相談内容

私は、婚約した男性と同棲を始めたのですが、価値観が合わず、話し合いの末に婚約を解消しました。ところが、後日、その男性から「婚約の不当破棄」だと訴えられました。(女性・30代)
※事件の特定を避けるため、相談内容を一部改変しています。
当事務所の対応
相談者様から婚約の解消に至る経緯を丁寧に聴取し、その間の二人のメールのやり取り等の客観的な証拠を精査しました。検討の結果、婚約は双方の合意の下で解消されたものと考え、そのように裁判で反論しました。1年以上にわたる裁判の結果、当方の主張が認められる判決が出て、無事、解決となりました。
弁護士のコメント
「婚約」とは、近い将来に結婚することを約束することを指しますが、一旦これが成立すると、正当な理由なく一方的に破棄することは認められません。価値観が合わない、親に結婚を反対されている、別の人を好きになった等の理由は、正当な理由とは認められません。
しかし、婚約は二人の合意で成立するものであるため、これを二人の合意でもって解消することは認められます。

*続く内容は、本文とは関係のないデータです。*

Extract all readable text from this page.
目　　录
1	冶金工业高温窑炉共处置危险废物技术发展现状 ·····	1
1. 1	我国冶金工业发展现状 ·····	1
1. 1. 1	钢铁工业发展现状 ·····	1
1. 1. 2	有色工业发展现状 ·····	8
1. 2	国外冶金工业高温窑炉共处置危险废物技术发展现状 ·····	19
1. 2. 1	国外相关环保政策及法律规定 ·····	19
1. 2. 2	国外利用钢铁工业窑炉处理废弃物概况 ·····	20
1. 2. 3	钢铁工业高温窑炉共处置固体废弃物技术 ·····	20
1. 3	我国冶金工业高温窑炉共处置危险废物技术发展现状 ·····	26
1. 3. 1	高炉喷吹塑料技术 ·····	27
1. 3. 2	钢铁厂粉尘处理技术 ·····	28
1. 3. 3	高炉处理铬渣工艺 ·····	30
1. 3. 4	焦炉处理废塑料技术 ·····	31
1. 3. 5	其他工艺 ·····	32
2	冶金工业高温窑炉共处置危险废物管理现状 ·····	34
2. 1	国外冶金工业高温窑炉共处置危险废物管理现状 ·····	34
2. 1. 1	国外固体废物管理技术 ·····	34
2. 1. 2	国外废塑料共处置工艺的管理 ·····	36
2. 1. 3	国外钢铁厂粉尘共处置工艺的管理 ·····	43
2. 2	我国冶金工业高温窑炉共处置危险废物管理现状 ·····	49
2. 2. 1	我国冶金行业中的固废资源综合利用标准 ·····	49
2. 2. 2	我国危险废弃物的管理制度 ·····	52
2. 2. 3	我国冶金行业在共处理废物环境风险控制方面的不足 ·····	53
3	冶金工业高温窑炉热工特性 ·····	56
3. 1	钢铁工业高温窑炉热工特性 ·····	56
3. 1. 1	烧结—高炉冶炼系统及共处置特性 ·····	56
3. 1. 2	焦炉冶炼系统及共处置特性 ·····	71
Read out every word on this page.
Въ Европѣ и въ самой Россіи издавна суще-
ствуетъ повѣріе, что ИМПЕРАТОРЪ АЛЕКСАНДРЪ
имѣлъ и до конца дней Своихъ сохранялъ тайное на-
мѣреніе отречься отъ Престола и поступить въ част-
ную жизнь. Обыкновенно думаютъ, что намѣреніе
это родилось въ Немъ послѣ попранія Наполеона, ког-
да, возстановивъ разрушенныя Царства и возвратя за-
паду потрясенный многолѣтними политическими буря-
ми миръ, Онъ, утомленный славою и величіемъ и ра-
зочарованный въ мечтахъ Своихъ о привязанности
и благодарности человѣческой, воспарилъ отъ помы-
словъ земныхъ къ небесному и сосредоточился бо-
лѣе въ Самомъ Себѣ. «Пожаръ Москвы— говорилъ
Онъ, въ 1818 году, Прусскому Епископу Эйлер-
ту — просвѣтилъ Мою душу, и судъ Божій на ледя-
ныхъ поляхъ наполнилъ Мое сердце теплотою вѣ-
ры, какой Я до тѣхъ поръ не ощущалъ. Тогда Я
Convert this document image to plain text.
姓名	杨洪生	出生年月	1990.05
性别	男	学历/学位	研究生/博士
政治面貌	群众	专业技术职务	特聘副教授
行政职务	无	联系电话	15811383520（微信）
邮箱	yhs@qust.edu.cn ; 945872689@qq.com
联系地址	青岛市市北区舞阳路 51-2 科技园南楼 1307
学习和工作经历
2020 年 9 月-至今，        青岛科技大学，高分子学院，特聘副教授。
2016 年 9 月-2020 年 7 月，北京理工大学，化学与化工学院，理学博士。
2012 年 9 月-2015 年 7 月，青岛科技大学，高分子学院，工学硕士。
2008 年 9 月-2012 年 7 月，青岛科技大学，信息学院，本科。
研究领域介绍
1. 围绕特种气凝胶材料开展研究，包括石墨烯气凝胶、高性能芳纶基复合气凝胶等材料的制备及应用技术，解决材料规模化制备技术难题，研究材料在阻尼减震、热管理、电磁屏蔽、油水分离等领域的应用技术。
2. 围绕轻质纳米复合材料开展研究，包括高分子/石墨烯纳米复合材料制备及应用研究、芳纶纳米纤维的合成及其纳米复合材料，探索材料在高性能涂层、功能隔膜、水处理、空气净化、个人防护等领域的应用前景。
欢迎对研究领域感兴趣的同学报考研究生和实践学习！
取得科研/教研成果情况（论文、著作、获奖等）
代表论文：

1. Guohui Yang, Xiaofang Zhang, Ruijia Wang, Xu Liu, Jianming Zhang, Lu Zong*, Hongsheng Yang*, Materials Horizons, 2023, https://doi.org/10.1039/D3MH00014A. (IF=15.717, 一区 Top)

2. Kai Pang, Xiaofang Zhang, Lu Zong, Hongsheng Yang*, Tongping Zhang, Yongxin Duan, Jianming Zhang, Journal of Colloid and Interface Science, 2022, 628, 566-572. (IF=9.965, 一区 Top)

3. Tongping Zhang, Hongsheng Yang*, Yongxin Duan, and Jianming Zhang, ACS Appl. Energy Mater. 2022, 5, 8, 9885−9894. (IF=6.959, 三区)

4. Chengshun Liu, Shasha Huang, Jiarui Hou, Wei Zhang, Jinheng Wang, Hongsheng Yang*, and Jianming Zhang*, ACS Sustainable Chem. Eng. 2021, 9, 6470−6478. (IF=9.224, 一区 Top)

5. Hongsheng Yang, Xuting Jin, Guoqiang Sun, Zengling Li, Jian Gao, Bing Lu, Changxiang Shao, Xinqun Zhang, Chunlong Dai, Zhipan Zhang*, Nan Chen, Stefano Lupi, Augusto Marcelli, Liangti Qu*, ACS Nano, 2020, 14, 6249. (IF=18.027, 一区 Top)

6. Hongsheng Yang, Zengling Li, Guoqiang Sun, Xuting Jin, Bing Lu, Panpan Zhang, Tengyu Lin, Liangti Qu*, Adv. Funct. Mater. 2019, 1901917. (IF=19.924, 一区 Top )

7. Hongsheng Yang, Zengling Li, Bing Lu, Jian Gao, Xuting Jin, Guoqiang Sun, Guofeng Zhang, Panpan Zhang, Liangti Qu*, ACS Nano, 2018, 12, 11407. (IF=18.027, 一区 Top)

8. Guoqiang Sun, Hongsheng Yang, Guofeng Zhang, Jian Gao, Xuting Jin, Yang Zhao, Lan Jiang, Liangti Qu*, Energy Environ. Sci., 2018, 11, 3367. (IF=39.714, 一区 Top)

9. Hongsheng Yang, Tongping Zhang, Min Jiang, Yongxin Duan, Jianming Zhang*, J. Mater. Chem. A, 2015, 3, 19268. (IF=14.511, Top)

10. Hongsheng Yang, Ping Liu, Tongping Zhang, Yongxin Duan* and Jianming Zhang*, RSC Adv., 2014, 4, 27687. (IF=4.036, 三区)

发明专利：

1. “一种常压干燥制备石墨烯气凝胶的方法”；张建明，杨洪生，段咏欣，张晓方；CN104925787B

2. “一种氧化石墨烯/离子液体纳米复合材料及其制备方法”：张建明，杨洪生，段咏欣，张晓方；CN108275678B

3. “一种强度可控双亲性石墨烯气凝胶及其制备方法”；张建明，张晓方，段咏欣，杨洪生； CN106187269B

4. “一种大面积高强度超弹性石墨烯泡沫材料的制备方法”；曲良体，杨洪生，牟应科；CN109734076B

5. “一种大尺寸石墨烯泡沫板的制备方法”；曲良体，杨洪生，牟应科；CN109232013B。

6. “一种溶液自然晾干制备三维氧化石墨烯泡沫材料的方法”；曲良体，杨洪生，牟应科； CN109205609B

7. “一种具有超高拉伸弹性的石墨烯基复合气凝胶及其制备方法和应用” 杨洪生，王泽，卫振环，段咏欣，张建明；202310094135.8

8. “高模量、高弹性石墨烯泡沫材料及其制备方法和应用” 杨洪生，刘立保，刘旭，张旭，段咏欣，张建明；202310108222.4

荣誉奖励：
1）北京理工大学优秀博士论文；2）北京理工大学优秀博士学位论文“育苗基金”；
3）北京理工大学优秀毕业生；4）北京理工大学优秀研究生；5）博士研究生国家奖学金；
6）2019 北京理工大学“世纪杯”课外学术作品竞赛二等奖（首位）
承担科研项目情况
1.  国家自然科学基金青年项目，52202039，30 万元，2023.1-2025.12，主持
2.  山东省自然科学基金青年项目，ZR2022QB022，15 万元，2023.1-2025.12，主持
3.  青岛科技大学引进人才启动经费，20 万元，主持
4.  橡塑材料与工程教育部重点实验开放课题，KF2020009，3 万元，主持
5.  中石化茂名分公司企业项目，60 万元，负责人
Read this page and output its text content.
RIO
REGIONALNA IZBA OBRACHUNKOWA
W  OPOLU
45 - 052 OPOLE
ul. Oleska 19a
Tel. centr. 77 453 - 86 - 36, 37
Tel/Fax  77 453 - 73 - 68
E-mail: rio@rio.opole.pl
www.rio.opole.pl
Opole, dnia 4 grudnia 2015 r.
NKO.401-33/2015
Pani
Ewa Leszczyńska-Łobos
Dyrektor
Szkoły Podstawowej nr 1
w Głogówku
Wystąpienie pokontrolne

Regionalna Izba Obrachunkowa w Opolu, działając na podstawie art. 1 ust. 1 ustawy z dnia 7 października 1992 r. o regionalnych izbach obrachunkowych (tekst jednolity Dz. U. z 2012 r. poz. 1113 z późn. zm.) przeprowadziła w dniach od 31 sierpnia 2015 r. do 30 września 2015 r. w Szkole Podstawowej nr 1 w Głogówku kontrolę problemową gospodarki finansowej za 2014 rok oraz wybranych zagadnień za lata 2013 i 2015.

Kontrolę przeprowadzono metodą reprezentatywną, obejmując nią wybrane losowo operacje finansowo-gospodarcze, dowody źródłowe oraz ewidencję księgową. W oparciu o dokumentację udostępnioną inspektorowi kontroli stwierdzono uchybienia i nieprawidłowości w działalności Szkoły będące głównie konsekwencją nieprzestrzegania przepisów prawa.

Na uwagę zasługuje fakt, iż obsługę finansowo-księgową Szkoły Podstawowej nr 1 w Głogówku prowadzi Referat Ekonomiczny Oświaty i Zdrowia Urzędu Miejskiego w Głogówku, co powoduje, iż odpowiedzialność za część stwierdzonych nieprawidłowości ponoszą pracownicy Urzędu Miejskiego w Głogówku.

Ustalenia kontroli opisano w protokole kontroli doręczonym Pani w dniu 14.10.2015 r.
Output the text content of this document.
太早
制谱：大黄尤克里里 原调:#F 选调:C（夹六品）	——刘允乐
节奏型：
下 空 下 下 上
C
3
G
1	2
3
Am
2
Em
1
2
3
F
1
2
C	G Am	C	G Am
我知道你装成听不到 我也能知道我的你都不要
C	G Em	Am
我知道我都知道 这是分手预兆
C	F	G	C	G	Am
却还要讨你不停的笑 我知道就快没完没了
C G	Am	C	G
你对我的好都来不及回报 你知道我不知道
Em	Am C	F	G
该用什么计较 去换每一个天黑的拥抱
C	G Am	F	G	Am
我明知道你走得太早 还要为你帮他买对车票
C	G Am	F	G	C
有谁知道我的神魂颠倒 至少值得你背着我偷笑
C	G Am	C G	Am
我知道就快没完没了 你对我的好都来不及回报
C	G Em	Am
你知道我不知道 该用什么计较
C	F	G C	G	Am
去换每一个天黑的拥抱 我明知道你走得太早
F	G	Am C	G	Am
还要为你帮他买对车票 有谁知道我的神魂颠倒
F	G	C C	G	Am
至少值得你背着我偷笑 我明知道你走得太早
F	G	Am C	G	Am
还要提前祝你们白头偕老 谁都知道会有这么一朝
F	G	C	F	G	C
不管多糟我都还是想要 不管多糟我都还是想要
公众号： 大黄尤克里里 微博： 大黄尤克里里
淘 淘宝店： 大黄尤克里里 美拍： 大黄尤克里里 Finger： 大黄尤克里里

本件では、婚約の解消に至るやり取りが、メールという形で証拠になっていましたので、当方の主張が認められる結果となりました。
コラム:客観的証拠の重要性
法律相談をしていると、「大丈夫です!このことを証言してくれる人がいます!」とお話しされる方がいます。しかし、証拠は大きく2つに分類されます。一つは、資料・記録・データなどの「客観的証拠」と呼ばれるもの、もう一つは人の証言であるところの「供述証拠」と呼ばれるものです。前者は、人為的な改変が行われ難いとされ、裁判では最も重要な証拠になります。争点に関係する客観的証拠をそろえられるかどうかが、裁判の勝敗を左右すると言っても過言ではありません。
他方、後者は、記憶違いであったり、嘘をつくことにより、真実と異なる内容になってしまうことがあります。
そのため、「証言してくれる人」の存在のみでは、裁判に勝つことは難しいといえます。